Lighting Strike
by Tanya Landman
Inspiration for the children’s book, Lighting Strike
Eliza is angry, every day is a struggle to survive, the rich and powerful hold all the cards and her family never seems to have enough. Angry that conditions at the factory where she and her sister work are so harsh and no one seems to care. When Eliza speaks out, her words spark fury among the rest of the workers and the flame of rebellion is lit. But what next? Can one girl really inspire an uprising that will change her world?
Tanya Landman was inspired to write this book at the start of the pandemic when life was scary and she felt angry about how disproportionately lockdown was affecting the poor and disadvantaged. People who could work from home, in a nice house with a garden were having a very different experience to a single parent in a small flat with no outside space having to face the choice of paying the rent or feeding their children.
It really highlighted the gap between rich and poor and those issues of inequality that seem to have got so much worse in the last few years, it felt like we were rewinding to Victorian times, Tanya was furious and thought why not use the rage? Why not write something about the terrible class divides?
Tanya remembered the match girls; she’d heard about them when her son was in a school play about them coming out buzzing because it was the first successful strike – it was the most incredibly pivotal moment and she’d never previously heard of them!

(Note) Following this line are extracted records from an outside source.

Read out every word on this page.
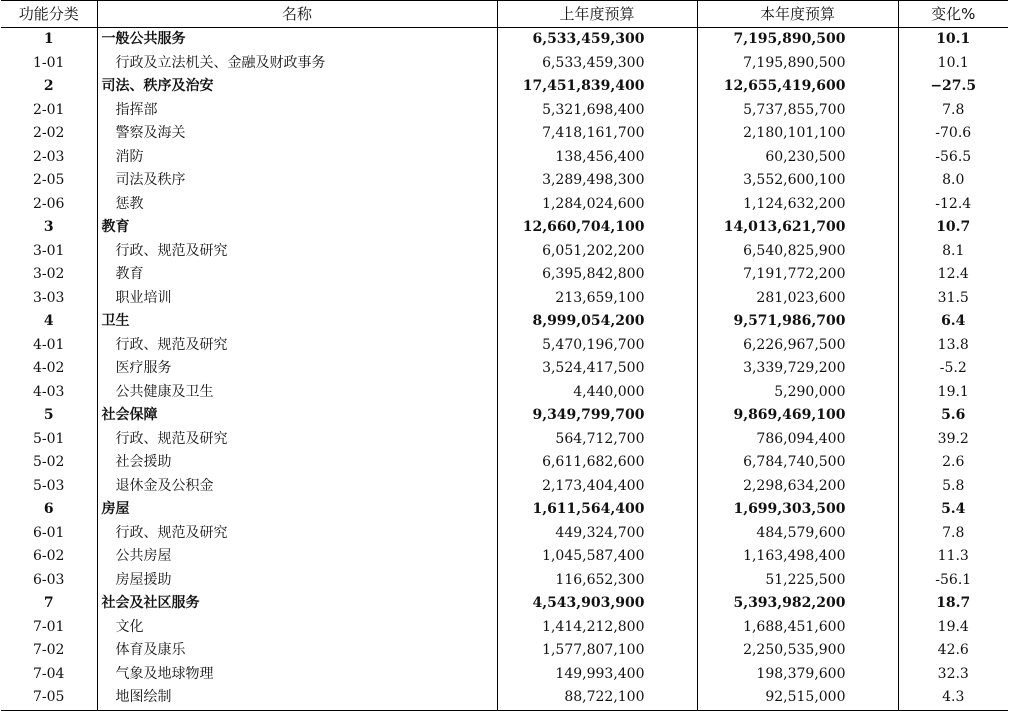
功能分类	名称	上年度预算	本年度预算	变化%
1	一般公共服务	6,533,459,300	7,195,890,500	10.1
1-01	行政及立法机关、金融及财政事务	6,533,459,300	7,195,890,500	10.1
2	司法、秩序及治安	17,451,839,400	12,655,419,600	−27.5
2-01	指挥部	5,321,698,400	5,737,855,700	7.8
2-02	警察及海关	7,418,161,700	2,180,101,100	-70.6
2-03	消防	138,456,400	60,230,500	-56.5
2-05	司法及秩序	3,289,498,300	3,552,600,100	8.0
2-06	惩教	1,284,024,600	1,124,632,200	-12.4
3	教育	12,660,704,100	14,013,621,700	10.7
3-01	行政、规范及研究	6,051,202,200	6,540,825,900	8.1
3-02	教育	6,395,842,800	7,191,772,200	12.4
3-03	职业培训	213,659,100	281,023,600	31.5
4	卫生	8,999,054,200	9,571,986,700	6.4
4-01	行政、规范及研究	5,470,196,700	6,226,967,500	13.8
4-02	医疗服务	3,524,417,500	3,339,729,200	-5.2
4-03	公共健康及卫生	4,440,000	5,290,000	19.1
5	社会保障	9,349,799,700	9,869,469,100	5.6
5-01	行政、规范及研究	564,712,700	786,094,400	39.2
5-02	社会援助	6,611,682,600	6,784,740,500	2.6
5-03	退休金及公积金	2,173,404,400	2,298,634,200	5.8
6	房屋	1,611,564,400	1,699,303,500	5.4
6-01	行政、规范及研究	449,324,700	484,579,600	7.8
6-02	公共房屋	1,045,587,400	1,163,498,400	11.3
6-03	房屋援助	116,652,300	51,225,500	-56.1
7	社会及社区服务	4,543,903,900	5,393,982,200	18.7
7-01	文化	1,414,212,800	1,688,451,600	19.4
7-02	体育及康乐	1,577,807,100	2,250,535,900	42.6
7-04	气象及地球物理	149,993,400	198,379,600	32.3
7-05	地图绘制	88,722,100	92,515,000	4.3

Tanya discovered that most of those workers had actually been teenage girls,
and nobody had ever written down their stories – the only accounts of that strike come from the middle- and upper-class people involved.
The idea of Eliza and her friends and what they might have said was born. At the beginning of the book, she can’t express herself, she gets frustrated and when she’s really angry she cries because she has no power, no control over her own life, and no words.
This must have been how the Matchgirls felt, working 12- to 14-hour days in hot and unventilated rooms to make and pack match boxes in order to earn an average piece rate wage of around 8 shillings per week and then being fined for things like having dirty feet, an untidy workbench or talking.
It takes Eliza a while to find the way but when she does, her words really fly. She goes from seeing what’s wrong and feeling utterly helpless, to realising that she can change the world just like the Matchgirls.